There’s something special about OSU that sits in every Cowboy’s heart, but for every “pro,” two “cons” could match like they’re going in on a blunt. Cowboys are no stranger to the monotonous hum of daily-bullshit that is Stillwater, but here’re 7 specific annoyances that’ll have a Poke pacifying their rage with a bottle.
7.) Waiting 30 Minutes for Chick-fil-A:
Hungry AF and need some nourishment before you waste away in your next class? You’re better off competing with campus squirrels for acorns than getting food in a timely manner. If every “restaurant” in the union but Dick-fil-A being closed doesn’t piss you off, the 30-minute wait for nuggets surely will. For the love of god…have your ID ready, rather than making the rest of us watch you fumble through Pandora’s Backpack.
6.) Cut in Line Outside Murphy’s:
It feels like 10 below 0 and you’ve been waiting in line listening to some drunk chick whine about underdressing for the past 30 minutes. Suddenly, a group of passersbys nonchalantly slip into line like being a decent human-being isn’t a thing. And, since everyone’s shit-canned already, most people don’t even notice, creating what’s essentially a drunken purgatory.
5.) F*ck With the Water Quality:
In a place called “Stillwater” you’d expect the water quality to be pretty consistent. When really, you’re questioning whether drinking bleach would be safer than orange, now-chlorine-filled pool-water. Not to mention, the lack of disclosure that all the water pipes from campus to downtown Stilly are full of lead…yeah, look that shit up.
4.) Damn Them to Hell:
It’s bad enough to walk half a mile to class with a splitting headache, cotton mouth, and alcohol-seeping pores without being damned to Hell by Preacher Bob. We really don’t need a reminder of all the shit we intentionally got drunk enough last night to forget. Even worse, having to bear listening to some dumbass attempt to argue with the physical embodiment of Old Testament wrath.

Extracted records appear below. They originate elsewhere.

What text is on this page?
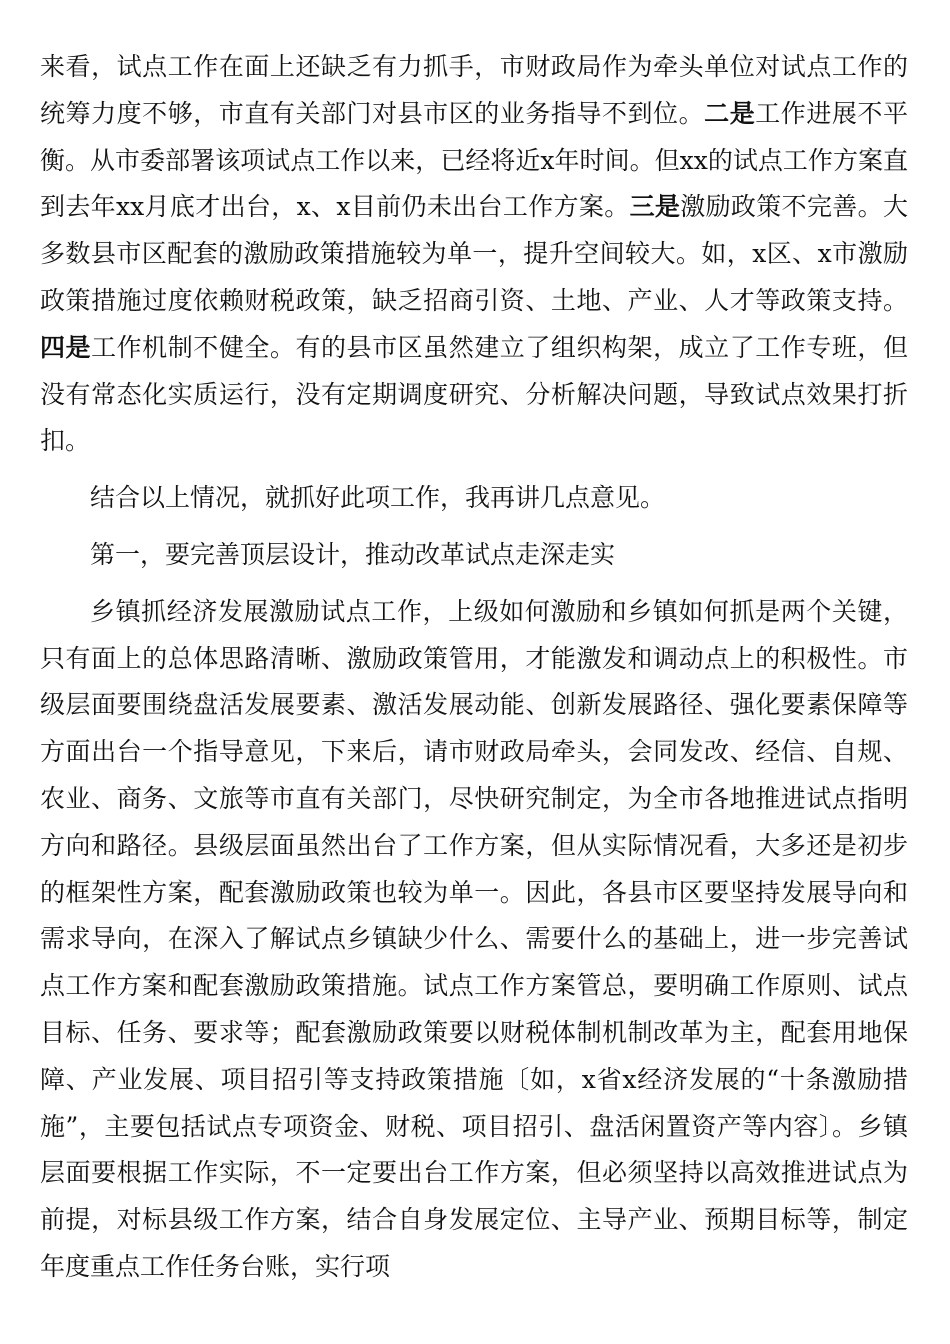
来看，试点工作在面上还缺乏有力抓手，市财政局作为牵头单位对试点工作的统筹力度不够，市直有关部门对县市区的业务指导不到位。二是工作进展不平衡。从市委部署该项试点工作以来，已经将近x年时间。但xx的试点工作方案直到去年xx月底才出台，x、x目前仍未出台工作方案。三是激励政策不完善。大多数县市区配套的激励政策措施较为单一，提升空间较大。如，x区、x市激励政策措施过度依赖财税政策，缺乏招商引资、土地、产业、人才等政策支持。四是工作机制不健全。有的县市区虽然建立了组织构架，成立了工作专班，但没有常态化实质运行，没有定期调度研究、分析解决问题，导致试点效果打折扣。

结合以上情况，就抓好此项工作，我再讲几点意见。

第一，要完善顶层设计，推动改革试点走深走实

乡镇抓经济发展激励试点工作，上级如何激励和乡镇如何抓是两个关键，只有面上的总体思路清晰、激励政策管用，才能激发和调动点上的积极性。市级层面要围绕盘活发展要素、激活发展动能、创新发展路径、强化要素保障等方面出台一个指导意见，下来后，请市财政局牵头，会同发改、经信、自规、农业、商务、文旅等市直有关部门，尽快研究制定，为全市各地推进试点指明方向和路径。县级层面虽然出台了工作方案，但从实际情况看，大多还是初步的框架性方案，配套激励政策也较为单一。因此，各县市区要坚持发展导向和需求导向，在深入了解试点乡镇缺少什么、需要什么的基础上，进一步完善试点工作方案和配套激励政策措施。试点工作方案管总，要明确工作原则、试点目标、任务、要求等；配套激励政策要以财税体制机制改革为主，配套用地保障、产业发展、项目招引等支持政策措施〔如，x省x经济发展的“十条激励措施”，主要包括试点专项资金、财税、项目招引、盘活闲置资产等内容〕。乡镇层面要根据工作实际，不一定要出台工作方案，但必须坚持以高效推进试点为前提，对标县级工作方案，结合自身发展定位、主导产业、预期目标等，制定年度重点工作任务台账，实行项
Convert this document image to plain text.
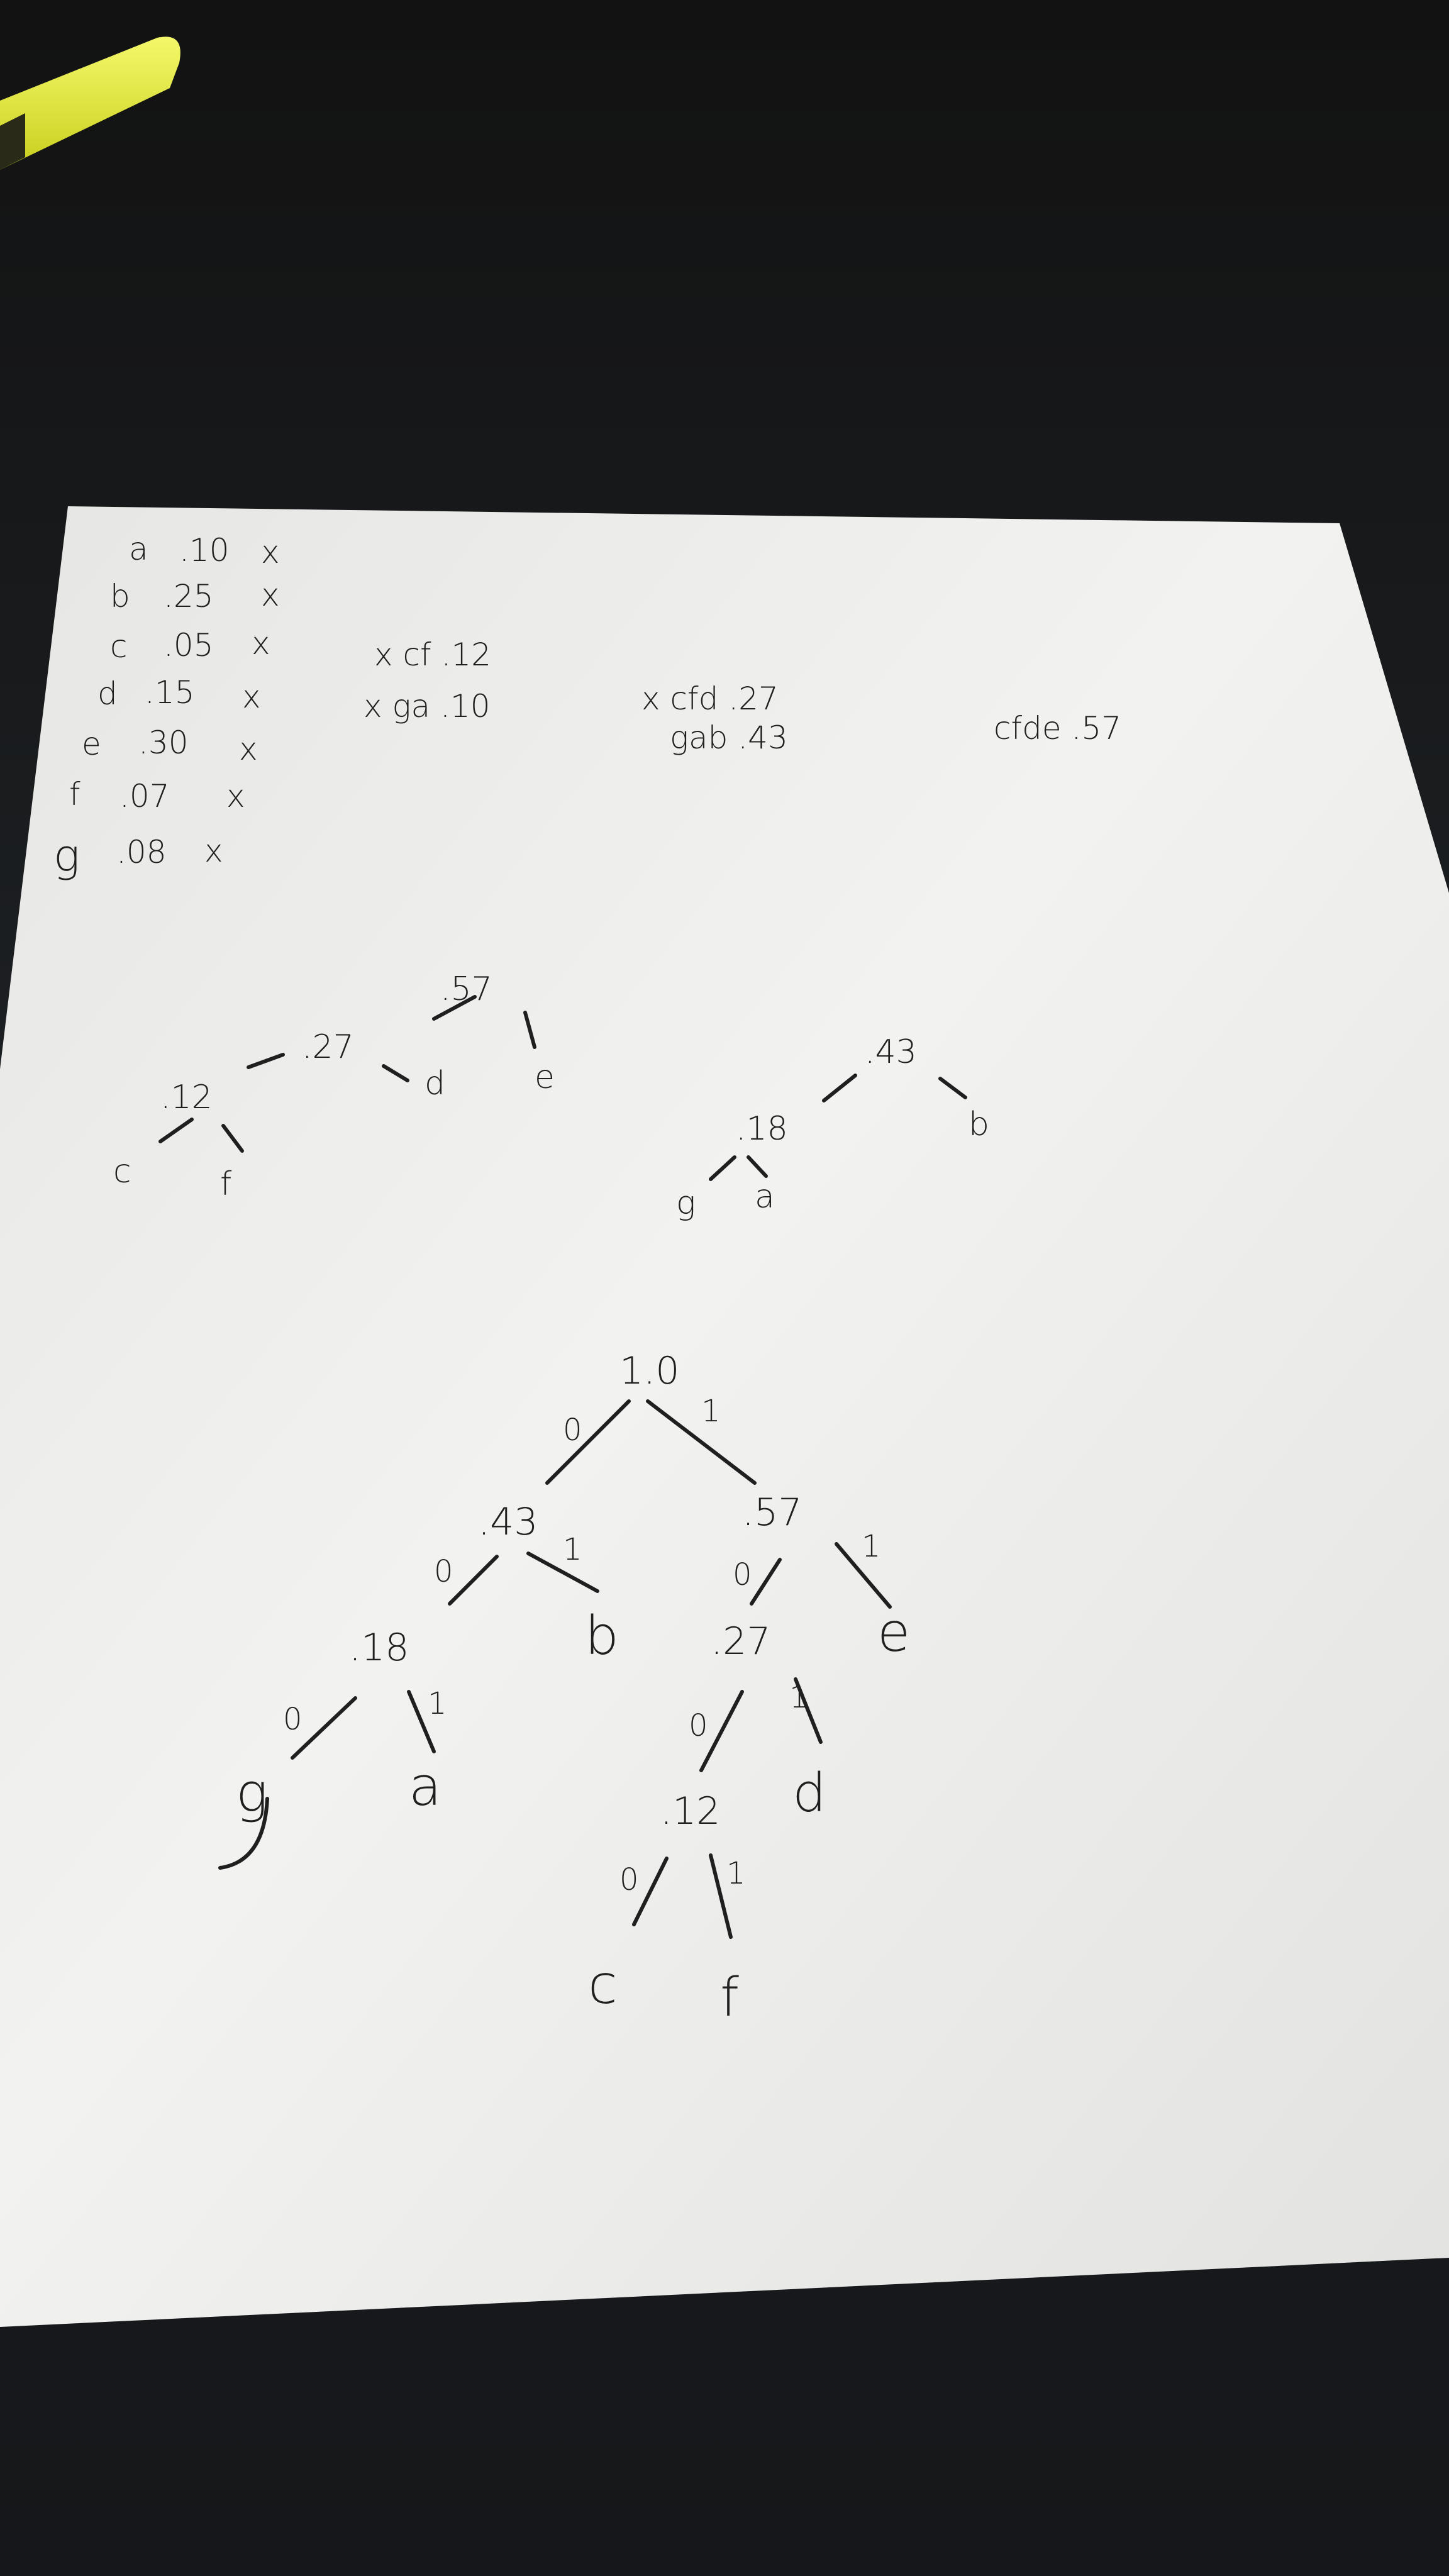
a .10 x
b .25 x
c .05 x
d .15 x
e .30 x
f .07 x
g .08 x
x cf .12
x ga .10	x cfd .27
gab .43	cfde .57
.57
.27
.12	d	e
c	f
.43
.18	b
g a
1.0
.43	.57
.18	.27
.12
b	e
g	a	d
c f
0
1
0
1
0
1
0	1
0
1
0	1
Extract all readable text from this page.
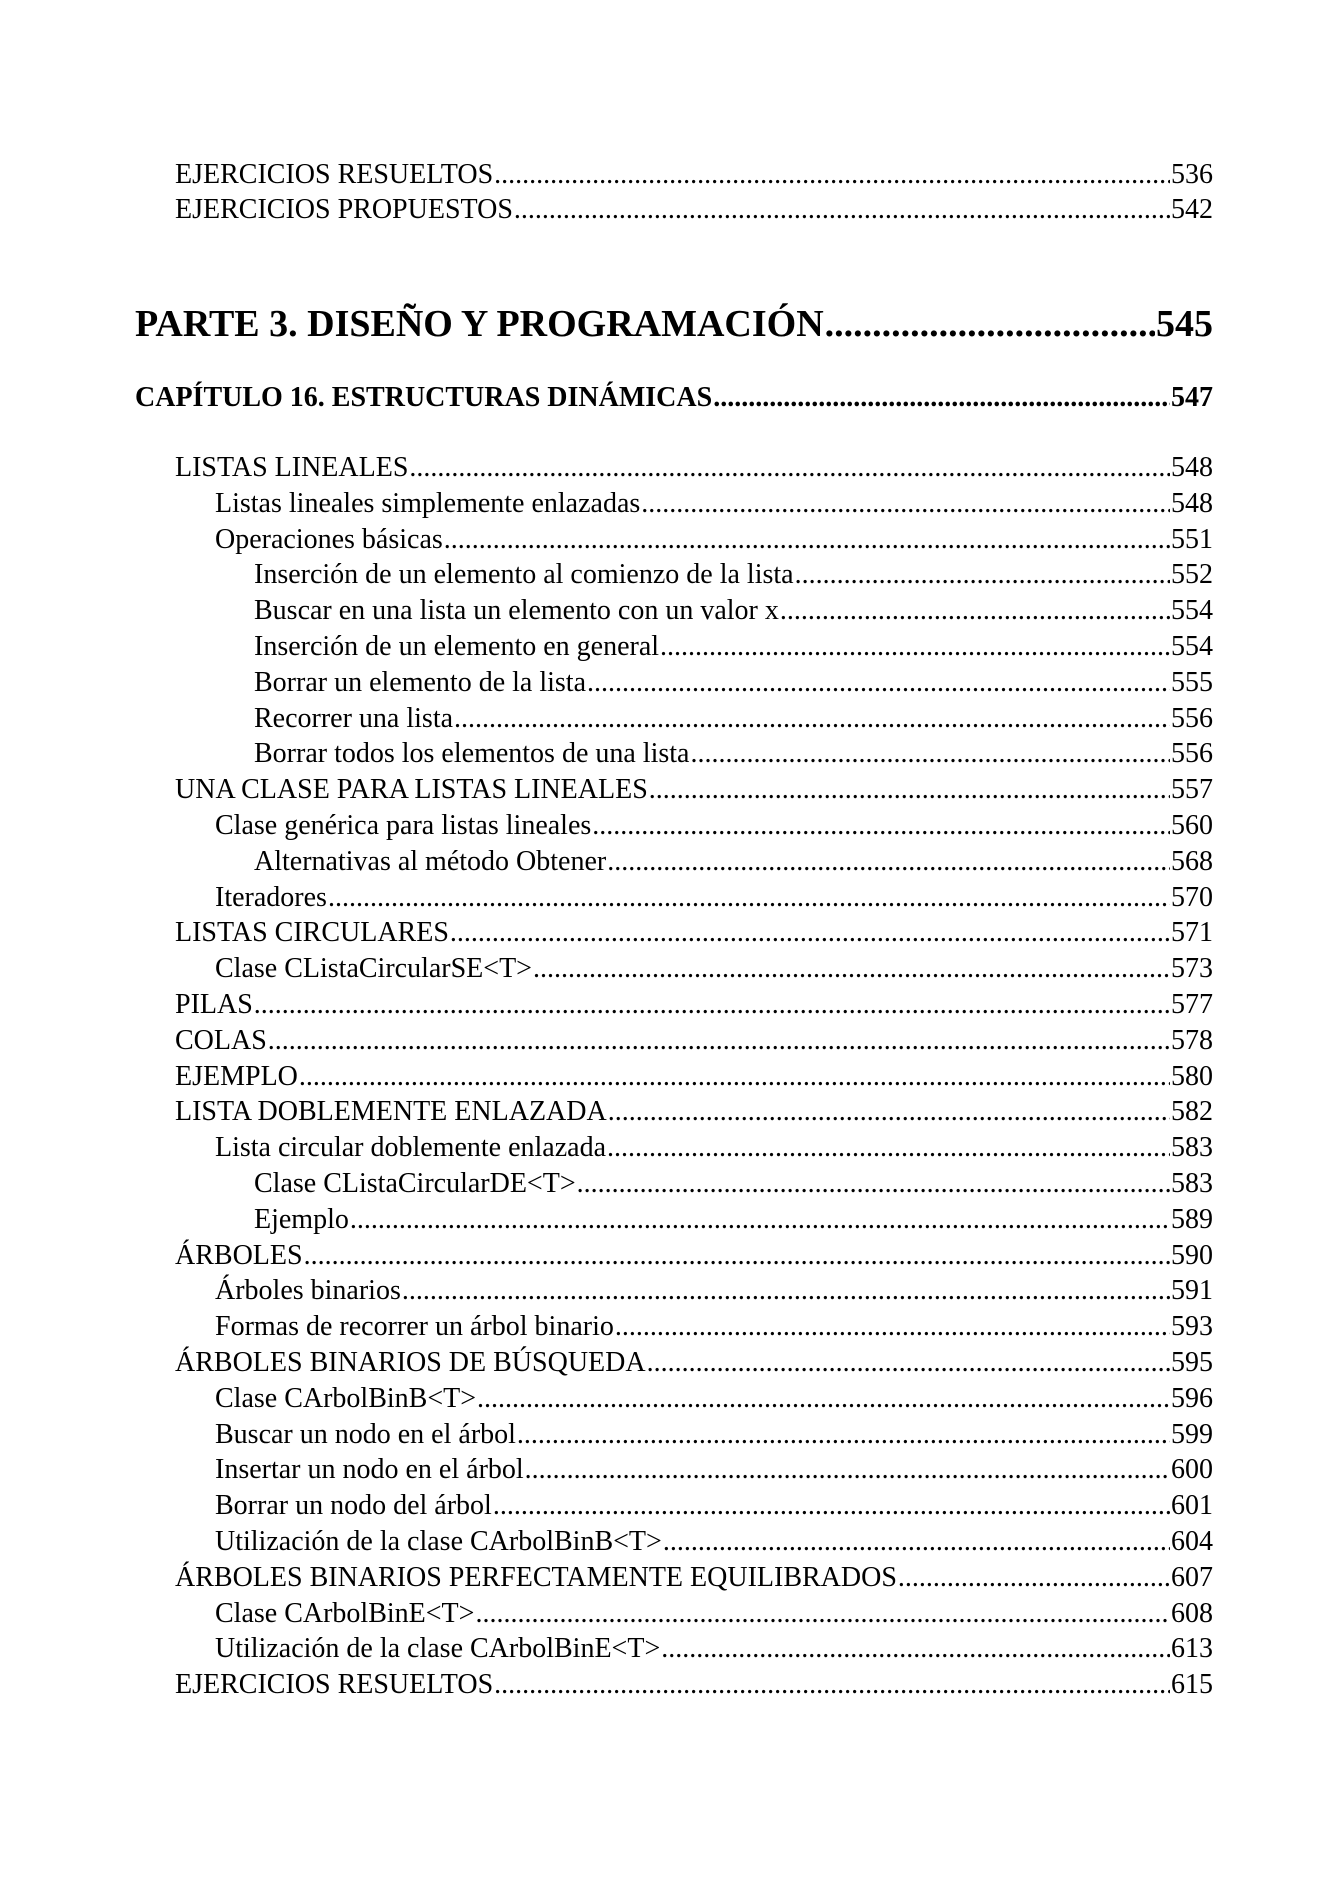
EJERCICIOS RESUELTOS .....	536
EJERCICIOS PROPUESTOS .....	542
PARTE 3. DISEÑO Y PROGRAMACIÓN .....	545
CAPÍTULO 16. ESTRUCTURAS DINÁMICAS .....	547
LISTAS LINEALES .....	548
Listas lineales simplemente enlazadas .....	548
Operaciones básicas .....	551
Inserción de un elemento al comienzo de la lista .....	552
Buscar en una lista un elemento con un valor x .....	554
Inserción de un elemento en general .....	554
Borrar un elemento de la lista .....	555
Recorrer una lista .....	556
Borrar todos los elementos de una lista .....	556
UNA CLASE PARA LISTAS LINEALES .....	557
Clase genérica para listas lineales .....	560
Alternativas al método Obtener .....	568
Iteradores .....	570
LISTAS CIRCULARES .....	571
Clase CListaCircularSE<T> .....	573
PILAS .....	577
COLAS .....	578
EJEMPLO .....	580
LISTA DOBLEMENTE ENLAZADA .....	582
Lista circular doblemente enlazada .....	583
Clase CListaCircularDE<T> .....	583
Ejemplo .....	589
ÁRBOLES .....	590
Árboles binarios .....	591
Formas de recorrer un árbol binario .....	593
ÁRBOLES BINARIOS DE BÚSQUEDA .....	595
Clase CArbolBinB<T> .....	596
Buscar un nodo en el árbol .....	599
Insertar un nodo en el árbol .....	600
Borrar un nodo del árbol .....	601
Utilización de la clase CArbolBinB<T> .....	604
ÁRBOLES BINARIOS PERFECTAMENTE EQUILIBRADOS .....	607
Clase CArbolBinE<T> .....	608
Utilización de la clase CArbolBinE<T> .....	613
EJERCICIOS RESUELTOS .....	615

3.) Put an OU Sticker on Your Vehicle:
Who the fuck thinks it’s acceptable to display an OU sticker while living in Stillwater? Shockingly enough, these vehicles are never keyed, despite the inclination to do so. It just goes to show that Cowboys know how to keep it classy. Something our crimson counterparts couldn’t do to save their obnoxiously-prideful asses.
2.) Raise Tuition, Then Lose Head Coach Due to Lack of Pay:
With a 10% tuition hike, you’d think OSU’s wallets would be bursting at the seams. That money clearly didn’t go toward the welfare of our athletics department, but what importance does a successful basketball program hold when there’re horse statues to be built?
1.) Turn left anywhere on McElroy:
To anyone who’s ever held up a block’s-worth of traffic because they just “had” to turn left on McElroy can go f*ck themselves. Seemingly, the only light that will never turn green, not to mention the lack of a turn signal, it’s single-lane bullshit gives one person the ability to be collectively hated by every person behind them.
Unless University Health Services has you on that TarXan regimen, The Black Sheep are certain these annoyances will induce premature hypertension.